I should imagine it would be his scarf, hat and gloves.

It’s how we work- If only we didn’t attach ourselves so deeply to pretty, engaging, yet essentially useless items! They would still have wings, and would have just flown from a burning building. Maybe we’d see them around some day.

2 comments:

  1. oh. so clearly i have failed to tell you about how one of my courses this semester was called 'material cultures and everyday life'? it was very enjoyable and enlightening, but i'm not sure if i can condense it into a single comment. hope you're well, kiddo.

    ReplyDelete
  2. My nostalgia box seems ro shrink as the year goes by, things I thought I'd stored up vanish, most of which I only keep for sentimental value. I stil have many of mt school books and college notes, I never look at them now but it's more a preperation for future nostalgia.

    But the longer I don't see these items, the less I really care. This will probably change when I eventually move house and those items that go missing will return when I clean al my stash places. I suppose that will be the real test. I've always felt some kind of identity with possessions growing up, wouldn't let my parents throw away my toys even though I was way too old for them, hoarding them.
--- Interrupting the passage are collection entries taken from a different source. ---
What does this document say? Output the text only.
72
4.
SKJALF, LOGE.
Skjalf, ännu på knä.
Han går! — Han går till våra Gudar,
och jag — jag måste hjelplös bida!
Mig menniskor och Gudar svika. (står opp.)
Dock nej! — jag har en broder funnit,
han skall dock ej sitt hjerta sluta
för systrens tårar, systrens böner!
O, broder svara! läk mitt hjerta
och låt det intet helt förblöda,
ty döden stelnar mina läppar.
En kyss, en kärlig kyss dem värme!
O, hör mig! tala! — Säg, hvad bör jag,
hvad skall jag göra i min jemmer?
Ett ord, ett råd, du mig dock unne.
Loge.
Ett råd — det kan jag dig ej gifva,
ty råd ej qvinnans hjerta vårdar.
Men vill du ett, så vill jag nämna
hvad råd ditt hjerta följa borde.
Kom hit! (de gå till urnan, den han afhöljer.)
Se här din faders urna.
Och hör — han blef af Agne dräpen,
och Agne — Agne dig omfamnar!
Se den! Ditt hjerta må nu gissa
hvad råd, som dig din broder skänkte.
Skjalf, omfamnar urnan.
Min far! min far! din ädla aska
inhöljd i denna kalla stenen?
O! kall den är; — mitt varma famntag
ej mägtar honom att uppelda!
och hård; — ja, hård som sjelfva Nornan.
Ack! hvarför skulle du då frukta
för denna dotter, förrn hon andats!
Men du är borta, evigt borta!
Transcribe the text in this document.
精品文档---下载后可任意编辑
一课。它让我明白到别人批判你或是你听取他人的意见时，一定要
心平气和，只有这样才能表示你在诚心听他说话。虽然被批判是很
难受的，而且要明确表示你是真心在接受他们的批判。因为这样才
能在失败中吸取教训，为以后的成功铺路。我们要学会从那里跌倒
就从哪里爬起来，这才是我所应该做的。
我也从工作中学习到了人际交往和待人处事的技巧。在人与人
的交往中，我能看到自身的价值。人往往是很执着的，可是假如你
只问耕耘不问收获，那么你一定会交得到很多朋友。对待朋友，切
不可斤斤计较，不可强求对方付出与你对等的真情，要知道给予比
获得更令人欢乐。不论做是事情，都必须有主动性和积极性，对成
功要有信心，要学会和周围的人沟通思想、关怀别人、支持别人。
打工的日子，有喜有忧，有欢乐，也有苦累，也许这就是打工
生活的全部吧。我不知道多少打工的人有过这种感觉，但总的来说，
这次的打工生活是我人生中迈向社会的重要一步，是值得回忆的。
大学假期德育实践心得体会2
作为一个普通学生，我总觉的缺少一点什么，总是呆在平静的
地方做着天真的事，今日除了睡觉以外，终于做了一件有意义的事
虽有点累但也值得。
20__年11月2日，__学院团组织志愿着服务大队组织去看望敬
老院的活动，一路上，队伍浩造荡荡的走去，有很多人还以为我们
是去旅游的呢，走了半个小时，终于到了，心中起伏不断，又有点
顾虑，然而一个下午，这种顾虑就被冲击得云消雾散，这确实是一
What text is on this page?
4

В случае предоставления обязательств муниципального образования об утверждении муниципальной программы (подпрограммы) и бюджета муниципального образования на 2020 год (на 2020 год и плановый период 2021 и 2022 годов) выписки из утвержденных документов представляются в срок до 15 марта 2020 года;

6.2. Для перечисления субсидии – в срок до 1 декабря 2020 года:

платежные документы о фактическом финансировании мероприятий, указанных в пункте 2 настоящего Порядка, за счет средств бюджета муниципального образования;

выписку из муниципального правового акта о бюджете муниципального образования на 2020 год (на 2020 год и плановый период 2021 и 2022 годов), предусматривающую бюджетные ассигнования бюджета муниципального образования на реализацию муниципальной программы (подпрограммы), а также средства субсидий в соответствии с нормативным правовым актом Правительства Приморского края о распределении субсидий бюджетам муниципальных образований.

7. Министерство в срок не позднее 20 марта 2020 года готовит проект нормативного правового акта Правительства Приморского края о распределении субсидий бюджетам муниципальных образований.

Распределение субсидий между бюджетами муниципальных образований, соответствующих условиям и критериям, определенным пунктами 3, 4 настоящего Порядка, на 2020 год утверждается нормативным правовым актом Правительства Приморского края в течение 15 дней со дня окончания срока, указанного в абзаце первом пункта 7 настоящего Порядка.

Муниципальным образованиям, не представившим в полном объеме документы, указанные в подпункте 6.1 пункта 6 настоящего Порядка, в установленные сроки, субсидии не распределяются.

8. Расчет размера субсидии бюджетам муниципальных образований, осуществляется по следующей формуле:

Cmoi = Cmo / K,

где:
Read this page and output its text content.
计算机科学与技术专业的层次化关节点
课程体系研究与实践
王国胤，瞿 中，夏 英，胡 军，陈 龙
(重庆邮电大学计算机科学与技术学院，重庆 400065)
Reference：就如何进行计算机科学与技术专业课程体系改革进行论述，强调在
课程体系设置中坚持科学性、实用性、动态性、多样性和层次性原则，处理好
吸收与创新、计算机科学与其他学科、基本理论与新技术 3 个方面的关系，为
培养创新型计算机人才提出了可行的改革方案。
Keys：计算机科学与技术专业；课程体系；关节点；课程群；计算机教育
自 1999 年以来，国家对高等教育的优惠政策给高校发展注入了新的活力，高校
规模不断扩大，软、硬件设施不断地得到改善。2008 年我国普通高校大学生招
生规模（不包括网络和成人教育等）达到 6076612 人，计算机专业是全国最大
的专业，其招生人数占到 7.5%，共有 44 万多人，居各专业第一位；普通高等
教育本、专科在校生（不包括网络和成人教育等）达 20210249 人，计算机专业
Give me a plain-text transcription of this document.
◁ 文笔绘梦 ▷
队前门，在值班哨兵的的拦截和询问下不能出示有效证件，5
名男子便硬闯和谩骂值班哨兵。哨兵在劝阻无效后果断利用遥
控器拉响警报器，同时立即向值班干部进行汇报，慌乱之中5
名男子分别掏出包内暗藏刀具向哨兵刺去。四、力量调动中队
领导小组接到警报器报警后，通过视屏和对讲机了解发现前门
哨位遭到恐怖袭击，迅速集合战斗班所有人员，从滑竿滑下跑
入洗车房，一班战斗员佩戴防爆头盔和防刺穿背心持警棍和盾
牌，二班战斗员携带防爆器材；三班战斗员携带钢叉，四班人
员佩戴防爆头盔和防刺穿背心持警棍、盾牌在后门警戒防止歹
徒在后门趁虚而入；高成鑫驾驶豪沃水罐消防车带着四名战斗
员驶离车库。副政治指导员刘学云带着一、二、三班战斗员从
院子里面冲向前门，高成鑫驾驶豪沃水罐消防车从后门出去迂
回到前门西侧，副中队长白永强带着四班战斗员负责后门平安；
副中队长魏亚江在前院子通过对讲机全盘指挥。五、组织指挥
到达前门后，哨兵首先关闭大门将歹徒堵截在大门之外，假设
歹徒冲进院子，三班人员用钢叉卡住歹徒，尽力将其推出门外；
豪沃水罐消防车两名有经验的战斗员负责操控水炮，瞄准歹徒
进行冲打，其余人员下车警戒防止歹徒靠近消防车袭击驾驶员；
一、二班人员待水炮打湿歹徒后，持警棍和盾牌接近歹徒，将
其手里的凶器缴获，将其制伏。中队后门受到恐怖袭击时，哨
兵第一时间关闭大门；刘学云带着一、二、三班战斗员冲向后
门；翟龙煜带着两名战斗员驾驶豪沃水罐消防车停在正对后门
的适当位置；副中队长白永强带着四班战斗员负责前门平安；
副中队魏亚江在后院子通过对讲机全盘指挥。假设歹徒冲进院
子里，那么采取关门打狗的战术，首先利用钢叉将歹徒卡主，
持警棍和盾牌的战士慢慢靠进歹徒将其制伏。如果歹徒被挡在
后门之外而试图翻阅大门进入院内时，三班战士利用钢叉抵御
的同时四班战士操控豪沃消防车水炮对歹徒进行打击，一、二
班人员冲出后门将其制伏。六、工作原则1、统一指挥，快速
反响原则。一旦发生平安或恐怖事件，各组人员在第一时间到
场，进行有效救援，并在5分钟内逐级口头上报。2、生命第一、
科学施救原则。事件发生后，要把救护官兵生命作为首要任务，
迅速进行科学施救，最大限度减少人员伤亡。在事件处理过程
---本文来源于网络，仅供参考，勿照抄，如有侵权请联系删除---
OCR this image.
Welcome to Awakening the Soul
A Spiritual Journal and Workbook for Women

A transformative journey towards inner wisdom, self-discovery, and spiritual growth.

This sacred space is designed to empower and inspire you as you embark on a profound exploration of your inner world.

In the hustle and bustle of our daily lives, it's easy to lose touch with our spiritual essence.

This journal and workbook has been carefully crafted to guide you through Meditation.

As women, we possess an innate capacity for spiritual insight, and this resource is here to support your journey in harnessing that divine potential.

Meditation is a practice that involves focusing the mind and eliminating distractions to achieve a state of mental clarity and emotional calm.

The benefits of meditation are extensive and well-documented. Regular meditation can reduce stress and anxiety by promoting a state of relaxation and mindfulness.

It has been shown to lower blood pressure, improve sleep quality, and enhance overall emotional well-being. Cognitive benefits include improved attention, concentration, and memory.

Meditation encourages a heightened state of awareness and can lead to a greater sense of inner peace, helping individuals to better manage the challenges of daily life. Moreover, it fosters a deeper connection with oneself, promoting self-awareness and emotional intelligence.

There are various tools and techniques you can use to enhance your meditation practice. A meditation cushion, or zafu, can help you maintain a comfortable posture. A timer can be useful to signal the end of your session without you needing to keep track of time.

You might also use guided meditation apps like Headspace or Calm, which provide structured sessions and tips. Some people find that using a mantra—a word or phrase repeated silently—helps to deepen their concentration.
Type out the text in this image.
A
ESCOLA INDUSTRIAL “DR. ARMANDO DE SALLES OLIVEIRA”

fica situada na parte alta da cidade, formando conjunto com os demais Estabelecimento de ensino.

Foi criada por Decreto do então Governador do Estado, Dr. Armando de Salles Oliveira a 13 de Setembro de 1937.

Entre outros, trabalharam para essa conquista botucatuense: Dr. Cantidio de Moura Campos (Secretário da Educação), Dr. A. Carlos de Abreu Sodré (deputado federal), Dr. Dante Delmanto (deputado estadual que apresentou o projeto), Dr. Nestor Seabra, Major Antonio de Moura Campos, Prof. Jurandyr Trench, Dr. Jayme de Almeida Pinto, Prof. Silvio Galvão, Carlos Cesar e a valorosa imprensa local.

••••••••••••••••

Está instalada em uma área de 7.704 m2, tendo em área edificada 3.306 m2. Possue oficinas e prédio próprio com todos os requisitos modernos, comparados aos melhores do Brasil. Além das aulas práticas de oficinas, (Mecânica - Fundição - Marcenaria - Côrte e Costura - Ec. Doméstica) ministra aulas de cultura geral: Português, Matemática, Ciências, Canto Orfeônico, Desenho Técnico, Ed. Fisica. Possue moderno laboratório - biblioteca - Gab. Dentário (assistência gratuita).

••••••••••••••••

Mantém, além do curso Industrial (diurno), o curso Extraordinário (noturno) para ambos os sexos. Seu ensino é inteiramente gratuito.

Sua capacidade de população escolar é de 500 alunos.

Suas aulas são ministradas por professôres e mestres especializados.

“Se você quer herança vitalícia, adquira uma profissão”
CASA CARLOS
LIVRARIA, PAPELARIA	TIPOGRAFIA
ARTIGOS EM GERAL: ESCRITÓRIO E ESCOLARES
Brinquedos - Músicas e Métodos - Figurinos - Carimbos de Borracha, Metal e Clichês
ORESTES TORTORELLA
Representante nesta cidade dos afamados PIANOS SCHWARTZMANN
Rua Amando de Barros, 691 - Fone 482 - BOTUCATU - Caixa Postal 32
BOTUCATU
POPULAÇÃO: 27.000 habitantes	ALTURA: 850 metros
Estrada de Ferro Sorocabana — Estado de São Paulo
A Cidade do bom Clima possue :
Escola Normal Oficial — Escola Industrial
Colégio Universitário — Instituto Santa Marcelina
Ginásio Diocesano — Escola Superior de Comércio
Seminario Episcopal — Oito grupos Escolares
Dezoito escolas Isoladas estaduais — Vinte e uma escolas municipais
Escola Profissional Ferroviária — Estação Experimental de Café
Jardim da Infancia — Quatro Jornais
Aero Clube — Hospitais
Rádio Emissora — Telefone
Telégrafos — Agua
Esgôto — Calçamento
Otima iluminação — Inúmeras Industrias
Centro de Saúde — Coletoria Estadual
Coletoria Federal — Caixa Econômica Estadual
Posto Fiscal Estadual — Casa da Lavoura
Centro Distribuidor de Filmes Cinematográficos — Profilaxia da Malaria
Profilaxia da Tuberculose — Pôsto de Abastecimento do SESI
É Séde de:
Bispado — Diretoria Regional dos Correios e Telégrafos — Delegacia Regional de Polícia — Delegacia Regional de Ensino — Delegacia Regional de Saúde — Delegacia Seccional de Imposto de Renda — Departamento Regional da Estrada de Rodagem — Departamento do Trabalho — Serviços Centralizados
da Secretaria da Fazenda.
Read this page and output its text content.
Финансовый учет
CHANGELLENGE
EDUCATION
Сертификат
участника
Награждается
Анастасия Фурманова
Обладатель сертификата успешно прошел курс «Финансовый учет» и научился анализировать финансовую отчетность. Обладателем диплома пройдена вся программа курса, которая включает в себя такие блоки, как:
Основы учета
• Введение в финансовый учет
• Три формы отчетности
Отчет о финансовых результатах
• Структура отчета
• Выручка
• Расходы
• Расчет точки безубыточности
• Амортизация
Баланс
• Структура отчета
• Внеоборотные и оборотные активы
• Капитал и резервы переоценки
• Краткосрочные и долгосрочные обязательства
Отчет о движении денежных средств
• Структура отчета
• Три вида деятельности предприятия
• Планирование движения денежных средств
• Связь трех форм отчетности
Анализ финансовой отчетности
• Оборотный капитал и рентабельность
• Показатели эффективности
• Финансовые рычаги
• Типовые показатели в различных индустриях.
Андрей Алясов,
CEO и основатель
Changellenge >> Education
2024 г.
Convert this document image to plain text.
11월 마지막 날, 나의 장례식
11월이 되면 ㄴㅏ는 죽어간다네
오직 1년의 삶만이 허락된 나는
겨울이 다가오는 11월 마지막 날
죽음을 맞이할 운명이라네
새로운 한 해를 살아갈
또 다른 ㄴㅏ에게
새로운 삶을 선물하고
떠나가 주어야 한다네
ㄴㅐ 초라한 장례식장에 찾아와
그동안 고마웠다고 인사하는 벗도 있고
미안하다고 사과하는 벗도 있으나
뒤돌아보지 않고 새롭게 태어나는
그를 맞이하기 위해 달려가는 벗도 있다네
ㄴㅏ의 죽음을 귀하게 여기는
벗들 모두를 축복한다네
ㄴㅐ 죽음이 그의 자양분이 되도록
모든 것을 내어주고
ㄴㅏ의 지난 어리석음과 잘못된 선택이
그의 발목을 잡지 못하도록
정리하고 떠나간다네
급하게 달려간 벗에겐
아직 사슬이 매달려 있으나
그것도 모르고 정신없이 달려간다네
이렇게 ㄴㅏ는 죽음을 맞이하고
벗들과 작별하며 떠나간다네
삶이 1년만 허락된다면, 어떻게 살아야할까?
Relutantly only letting them be chucked because I'm not around to witness it happening when I'm in my mid to late teens.

    I have that but with other items that aren't even real, such as mp3s, even though I know I'm never gonna listen to that Enter Shikari album or obscure free noise tour CD-R rip, like ever.
    Clearing the clutter is always ritualist even in digital information. Sometimes it has be done to break some kind of mental cycle. I'v found clearing out things daunting but ultimately satisfying when it's been done, like a weight is lifted out of of the ruck sack of my life and moving on to my next step.

    Material possessions are a weight on us and they keep us locked in certain cycles of mind. There is that element that we don't own our things but they own us.